Critical Information Infrastructure Operators (CIIOs) are a central and so far vague concept of China’s new cybersecurity and data protection system. With the regulations on critical information infrastructure protection (“the regulations”) that came into force on September 1, 2020, the government is now creating more transparency, but at the same time increasing the pressure on companies operating in China.
Whether a company is a critical information infrastructure operator is ultimately decided by the authorities on a case-by-case basis.

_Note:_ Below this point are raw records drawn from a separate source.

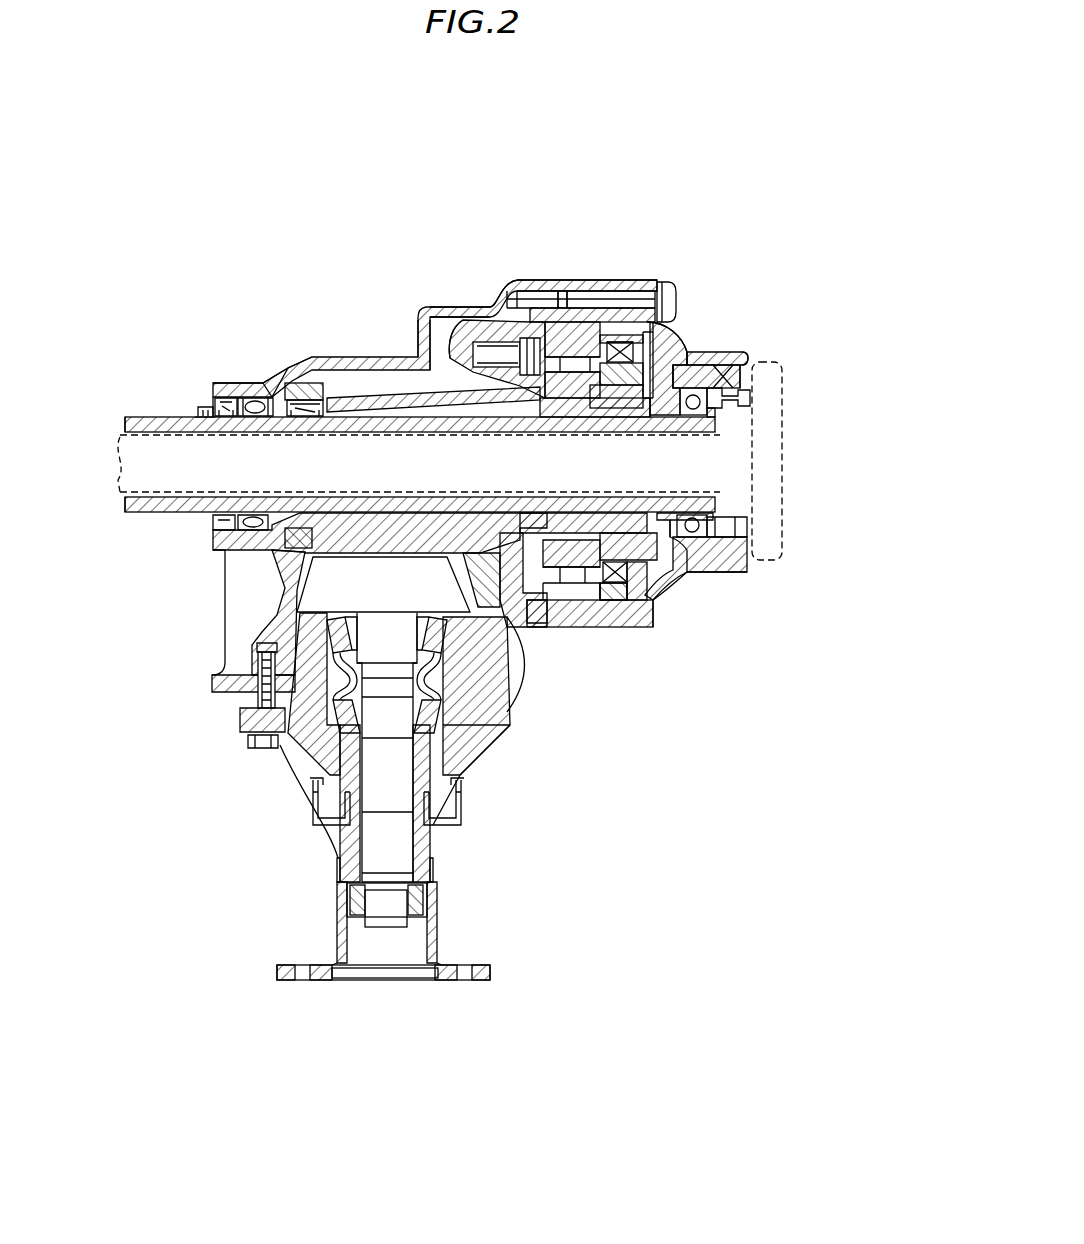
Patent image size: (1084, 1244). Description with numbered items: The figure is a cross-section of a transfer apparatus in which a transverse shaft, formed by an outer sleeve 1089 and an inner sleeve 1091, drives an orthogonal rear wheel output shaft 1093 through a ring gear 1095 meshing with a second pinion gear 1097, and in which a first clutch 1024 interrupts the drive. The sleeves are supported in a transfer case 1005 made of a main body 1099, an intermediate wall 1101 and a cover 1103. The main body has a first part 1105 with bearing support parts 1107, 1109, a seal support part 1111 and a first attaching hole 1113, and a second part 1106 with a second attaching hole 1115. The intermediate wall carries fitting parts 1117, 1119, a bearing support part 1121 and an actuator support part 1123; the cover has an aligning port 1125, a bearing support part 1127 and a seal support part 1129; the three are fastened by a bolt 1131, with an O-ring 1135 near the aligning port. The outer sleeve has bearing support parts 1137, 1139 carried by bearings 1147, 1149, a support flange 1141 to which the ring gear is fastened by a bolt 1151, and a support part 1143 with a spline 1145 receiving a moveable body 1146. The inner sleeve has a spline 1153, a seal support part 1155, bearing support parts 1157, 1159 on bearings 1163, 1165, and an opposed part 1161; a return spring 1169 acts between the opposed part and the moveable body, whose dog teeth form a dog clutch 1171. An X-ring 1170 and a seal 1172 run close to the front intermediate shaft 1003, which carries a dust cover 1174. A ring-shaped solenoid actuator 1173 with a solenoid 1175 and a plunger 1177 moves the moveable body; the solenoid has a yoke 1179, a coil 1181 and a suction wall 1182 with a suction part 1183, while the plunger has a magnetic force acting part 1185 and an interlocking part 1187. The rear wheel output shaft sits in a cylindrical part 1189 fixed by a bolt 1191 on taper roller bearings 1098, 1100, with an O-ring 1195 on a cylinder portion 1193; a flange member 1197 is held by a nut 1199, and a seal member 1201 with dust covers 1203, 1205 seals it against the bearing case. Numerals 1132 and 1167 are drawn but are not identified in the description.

The front intermediate shaft 1003 is at (748, 448).
The transfer case 1005 is at (424, 304).
The first clutch 1024 is at (697, 573).
The outer sleeve 1089 is at (365, 398).
The inner sleeve 1091 is at (435, 425).
The rear wheel output shaft 1093 is at (397, 852).
The ring gear 1095 is at (467, 322).
The second pinion gear 1097 is at (406, 596).
The taper roller bearing 1098 is at (257, 690).
The main body 1099 is at (318, 353).
The taper roller bearing 1100 is at (313, 767).
The intermediate wall 1101 is at (482, 260).
The cover 1103 is at (655, 634).
The first part 1105 is at (421, 306).
The second part 1106 is at (258, 620).
The bearing support part 1107 is at (300, 390).
The bearing support part 1109 is at (263, 383).
The seal support part 1111 is at (212, 400).
The first attaching hole 1113 is at (543, 280).
The second attaching hole 1115 is at (512, 700).
The fitting part 1117 is at (532, 628).
The fitting part 1119 is at (597, 617).
The bearing support part 1121 is at (565, 300).
The actuator support part 1123 is at (658, 282).
The aligning port 1125 is at (646, 625).
The bearing support part 1127 is at (722, 358).
The seal support part 1129 is at (745, 350).
The bolt 1131 is at (655, 318).
The spacer 1132 is at (542, 612).
The O-ring 1135 is at (632, 627).
The bearing support part 1137 is at (302, 410).
The bearing support part 1139 is at (547, 395).
The support flange 1141 is at (487, 310).
The support part 1143 is at (610, 423).
The spline 1145 is at (640, 413).
The moveable body 1146 is at (697, 342).
The bearing 1147 is at (262, 378).
The bearing 1149 is at (590, 300).
The bolt 1151 is at (497, 360).
The spline 1153 is at (143, 413).
The seal support part 1155 is at (213, 425).
The bearing support part 1157 is at (260, 425).
The bearing support part 1159 is at (687, 417).
The opposed part 1161 is at (713, 356).
The bearing 1163 is at (222, 388).
The bearing 1165 is at (733, 352).
The seal lip 1167 is at (198, 412).
The return spring 1169 is at (655, 425).
The X-ring 1170 is at (692, 500).
The dog clutch 1171 is at (703, 353).
The seal 1172 is at (747, 362).
The solenoid actuator 1173 is at (672, 330).
The dust cover 1174 is at (782, 385).
The solenoid 1175 is at (614, 330).
The plunger 1177 is at (690, 592).
The yoke 1179 is at (617, 627).
The coil 1181 is at (672, 612).
The suction wall 1182 is at (662, 560).
The suction part 1183 is at (593, 530).
The magnetic force acting part 1185 is at (587, 525).
The interlocking part 1187 is at (613, 527).
The cylindrical part 1189 is at (491, 757).
The bolt 1191 is at (258, 745).
The cylinder portion 1193 is at (300, 740).
The O-ring 1195 is at (244, 700).
The flange member 1197 is at (447, 982).
The nut 1199 is at (422, 908).
The seal member 1201 is at (333, 817).
The dust cover 1203 is at (440, 835).
The dust cover 1205 is at (465, 795).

In principle, CIIOs can belong to industries such as telecommunications and information, energy, transportation, water management, and finance, among others, but can also be “any other major network operator” that affects national security in the event of a non-function, damage, or data leak.
Foreign companies can also be identified as CIIOs by the authorities and must subsequently meet the same requirements as Chinese companies, which are specified in Article 6 of the regulations. For example, they are required to establish a security management system, screen key employees in cooperation with the authorities and police, as well as conduct regular risk assessments of their overall network security.
The strict regulations, some of which are still unclear, pose a major challenge for companies classified as CIIO operators. Coupled with other data protection laws such as the Personal Information Protection Law (PIPL), which goes into effect Nov. 1, data protection requirements are greatly increasing.
Non-compliance can result in fines of up to RMB 1 million, in addition to correction orders or confiscation of company income. Individuals in key positions may also be held liable. In addition, not only the CIIOs but also their cybersecurity service providers are liable in the event of a data leak.